Slower sales rates also present a greater opportunity for housebuilders to diversify into alternative tenures such as single family rental (i.e. Build to Rent) to boost their delivery levels. However, several players are waiting for greater certainty in the market around the economic outlook and the cost of debt before resuming activity. 

Tempering cost pressures

Build costs remain a fundamental challenge for housebuilders. With further house price falls forecast for this year, rising build costs are no longer being offset, adding further downward pressure to land values. However, build cost inflation is beginning to soften and stabilise as a result of slowing construction output and suppressed demand. Materials cost for new homes increased by 10.1% in the year to October, down from 21.9% over the equivalent period in 2021 according to BEIS. Supply chain constraints, including materials shortages, have also reduced significantly as main development constraints at 30% in 2022, down from 60% in 2021, according to the latest annual FMB survey. The easing of build cost inflation is echoed in the lower BCIS forecasts for tender price inflation over the next five years at 12.7% as inflationary pressures are tamed in the medium term.

Continued reliance on strategic land

Strategic land remains a key priority for many players in the land market as it is less exposed to cyclical market conditions. Over the last quarter, there has been an increase in appetite for longer-term land opportunities requiring less upfront expenditure. A net balance of 83% of Savills development agents reported increased interest in strategic land in Q4 2022, significantly higher than the previous quarter at 33%.

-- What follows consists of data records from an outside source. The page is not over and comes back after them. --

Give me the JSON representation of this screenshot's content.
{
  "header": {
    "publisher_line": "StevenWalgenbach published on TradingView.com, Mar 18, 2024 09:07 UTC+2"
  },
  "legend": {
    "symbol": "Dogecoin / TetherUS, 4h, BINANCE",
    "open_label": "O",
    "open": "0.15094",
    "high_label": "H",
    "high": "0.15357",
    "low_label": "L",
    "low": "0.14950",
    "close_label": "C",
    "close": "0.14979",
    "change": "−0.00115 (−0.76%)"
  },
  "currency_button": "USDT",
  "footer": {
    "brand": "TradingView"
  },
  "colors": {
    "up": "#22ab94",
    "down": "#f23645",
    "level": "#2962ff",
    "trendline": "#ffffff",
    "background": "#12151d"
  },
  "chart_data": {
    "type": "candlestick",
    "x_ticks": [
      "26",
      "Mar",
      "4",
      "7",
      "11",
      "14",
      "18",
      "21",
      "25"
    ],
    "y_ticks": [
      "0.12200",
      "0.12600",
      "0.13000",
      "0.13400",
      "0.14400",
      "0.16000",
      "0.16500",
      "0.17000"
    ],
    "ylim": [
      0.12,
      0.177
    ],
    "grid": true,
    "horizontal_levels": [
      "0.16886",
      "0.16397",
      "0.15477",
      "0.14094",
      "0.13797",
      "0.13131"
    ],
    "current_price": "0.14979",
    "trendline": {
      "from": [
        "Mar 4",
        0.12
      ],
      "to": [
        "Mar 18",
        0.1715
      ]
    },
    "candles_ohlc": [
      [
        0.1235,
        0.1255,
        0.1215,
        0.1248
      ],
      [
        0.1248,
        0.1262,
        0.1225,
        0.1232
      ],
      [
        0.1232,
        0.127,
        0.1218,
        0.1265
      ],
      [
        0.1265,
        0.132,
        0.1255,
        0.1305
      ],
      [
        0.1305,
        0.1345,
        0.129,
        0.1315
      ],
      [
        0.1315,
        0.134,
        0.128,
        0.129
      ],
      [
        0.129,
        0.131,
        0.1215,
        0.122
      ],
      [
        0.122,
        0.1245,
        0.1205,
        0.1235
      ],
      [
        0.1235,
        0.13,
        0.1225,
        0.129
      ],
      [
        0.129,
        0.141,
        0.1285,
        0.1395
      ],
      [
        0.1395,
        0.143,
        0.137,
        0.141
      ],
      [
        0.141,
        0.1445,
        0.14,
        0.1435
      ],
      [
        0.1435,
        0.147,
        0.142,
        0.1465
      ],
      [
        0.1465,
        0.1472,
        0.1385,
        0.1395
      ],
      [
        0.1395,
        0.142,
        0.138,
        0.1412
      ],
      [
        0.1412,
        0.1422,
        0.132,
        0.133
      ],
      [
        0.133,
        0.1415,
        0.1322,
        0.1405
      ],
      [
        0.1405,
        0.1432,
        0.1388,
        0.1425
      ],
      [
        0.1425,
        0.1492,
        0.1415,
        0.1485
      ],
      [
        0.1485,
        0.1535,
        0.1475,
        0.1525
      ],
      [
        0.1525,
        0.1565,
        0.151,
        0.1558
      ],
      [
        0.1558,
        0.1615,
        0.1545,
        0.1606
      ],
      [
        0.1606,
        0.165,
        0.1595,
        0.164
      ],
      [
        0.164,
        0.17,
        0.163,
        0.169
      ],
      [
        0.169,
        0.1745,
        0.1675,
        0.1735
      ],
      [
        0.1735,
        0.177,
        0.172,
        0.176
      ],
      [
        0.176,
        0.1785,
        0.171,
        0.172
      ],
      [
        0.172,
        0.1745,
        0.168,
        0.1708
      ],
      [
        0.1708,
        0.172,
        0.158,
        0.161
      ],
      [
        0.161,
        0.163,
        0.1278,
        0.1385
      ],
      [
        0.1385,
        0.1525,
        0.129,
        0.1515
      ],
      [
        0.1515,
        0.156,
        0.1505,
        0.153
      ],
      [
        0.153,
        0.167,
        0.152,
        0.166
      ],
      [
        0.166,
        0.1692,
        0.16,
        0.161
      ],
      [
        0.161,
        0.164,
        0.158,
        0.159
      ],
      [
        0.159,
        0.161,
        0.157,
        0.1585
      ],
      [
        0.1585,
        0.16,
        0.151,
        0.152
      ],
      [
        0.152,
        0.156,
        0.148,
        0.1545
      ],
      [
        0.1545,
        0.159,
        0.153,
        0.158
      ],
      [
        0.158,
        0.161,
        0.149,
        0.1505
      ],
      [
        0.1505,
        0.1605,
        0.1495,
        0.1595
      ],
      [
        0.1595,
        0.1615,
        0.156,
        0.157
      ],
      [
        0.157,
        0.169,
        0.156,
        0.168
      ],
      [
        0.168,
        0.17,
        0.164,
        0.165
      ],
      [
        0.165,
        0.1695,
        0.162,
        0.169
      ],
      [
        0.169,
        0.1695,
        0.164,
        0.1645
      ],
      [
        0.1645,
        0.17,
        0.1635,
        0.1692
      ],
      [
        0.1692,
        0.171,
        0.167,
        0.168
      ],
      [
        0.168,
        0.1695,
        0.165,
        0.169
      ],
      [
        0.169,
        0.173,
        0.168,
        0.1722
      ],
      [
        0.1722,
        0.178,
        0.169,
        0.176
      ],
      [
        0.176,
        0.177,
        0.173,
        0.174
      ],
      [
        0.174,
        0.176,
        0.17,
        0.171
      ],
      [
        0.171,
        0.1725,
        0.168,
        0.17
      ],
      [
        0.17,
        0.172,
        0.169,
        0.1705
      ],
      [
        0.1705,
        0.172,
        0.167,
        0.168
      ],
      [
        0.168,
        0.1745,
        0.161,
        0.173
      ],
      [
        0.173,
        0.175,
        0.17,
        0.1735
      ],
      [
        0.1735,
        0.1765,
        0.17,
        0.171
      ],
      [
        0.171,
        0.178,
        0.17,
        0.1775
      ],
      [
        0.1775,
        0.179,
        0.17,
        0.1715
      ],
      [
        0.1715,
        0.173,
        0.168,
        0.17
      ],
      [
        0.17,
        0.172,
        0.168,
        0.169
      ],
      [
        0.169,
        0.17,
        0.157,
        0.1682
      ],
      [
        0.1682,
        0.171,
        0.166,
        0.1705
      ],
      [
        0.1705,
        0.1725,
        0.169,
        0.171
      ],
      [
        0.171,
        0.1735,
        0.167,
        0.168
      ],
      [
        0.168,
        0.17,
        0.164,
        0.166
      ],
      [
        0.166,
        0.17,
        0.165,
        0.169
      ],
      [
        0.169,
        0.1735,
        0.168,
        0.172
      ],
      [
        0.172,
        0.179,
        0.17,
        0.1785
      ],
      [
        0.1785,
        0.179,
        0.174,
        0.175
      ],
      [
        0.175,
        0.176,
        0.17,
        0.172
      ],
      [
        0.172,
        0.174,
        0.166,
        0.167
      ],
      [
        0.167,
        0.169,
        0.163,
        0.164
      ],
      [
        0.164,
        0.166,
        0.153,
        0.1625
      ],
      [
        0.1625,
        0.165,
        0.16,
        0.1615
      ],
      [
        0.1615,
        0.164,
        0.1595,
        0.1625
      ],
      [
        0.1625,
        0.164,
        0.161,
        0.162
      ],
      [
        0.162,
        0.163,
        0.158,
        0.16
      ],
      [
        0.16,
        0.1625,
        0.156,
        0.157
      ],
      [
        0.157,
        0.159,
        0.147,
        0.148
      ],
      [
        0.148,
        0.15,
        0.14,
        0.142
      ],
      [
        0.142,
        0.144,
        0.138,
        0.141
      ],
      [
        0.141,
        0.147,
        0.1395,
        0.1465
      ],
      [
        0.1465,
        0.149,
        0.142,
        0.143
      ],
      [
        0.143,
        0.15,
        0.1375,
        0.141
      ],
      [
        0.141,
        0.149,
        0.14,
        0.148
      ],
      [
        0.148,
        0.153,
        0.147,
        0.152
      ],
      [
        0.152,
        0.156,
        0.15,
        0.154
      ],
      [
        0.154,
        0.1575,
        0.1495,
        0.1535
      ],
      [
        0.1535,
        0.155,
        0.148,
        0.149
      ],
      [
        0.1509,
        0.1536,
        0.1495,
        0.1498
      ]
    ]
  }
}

Outlook for the land market

In the short term, we expect the major housebuilders to be much more selective or pause their land buying activity whilst they wait for sales rates on their existing sites to pick up. We therefore expect a slower transaction market and less competition for land.

However, this will provide more opportunities for HAs and well-financed regional and SME housebuilders to acquire sites having been outbid over the last year due to the exceptionally strong competition.

We expect land values to continue to soften from their recent highs and return to levels which account for realistic build costs, environmental costs and house price prospects as well as meeting higher hurdle rates.

However, in the medium term, we expect demand for sites to increase as those that have paused land buying refill their pipelines. With changes to planning policy likely to reduce the number of sites gaining consent, we also expect the supply of consented sites to reduce. As a result, land values are likely to remain resilient in the medium term.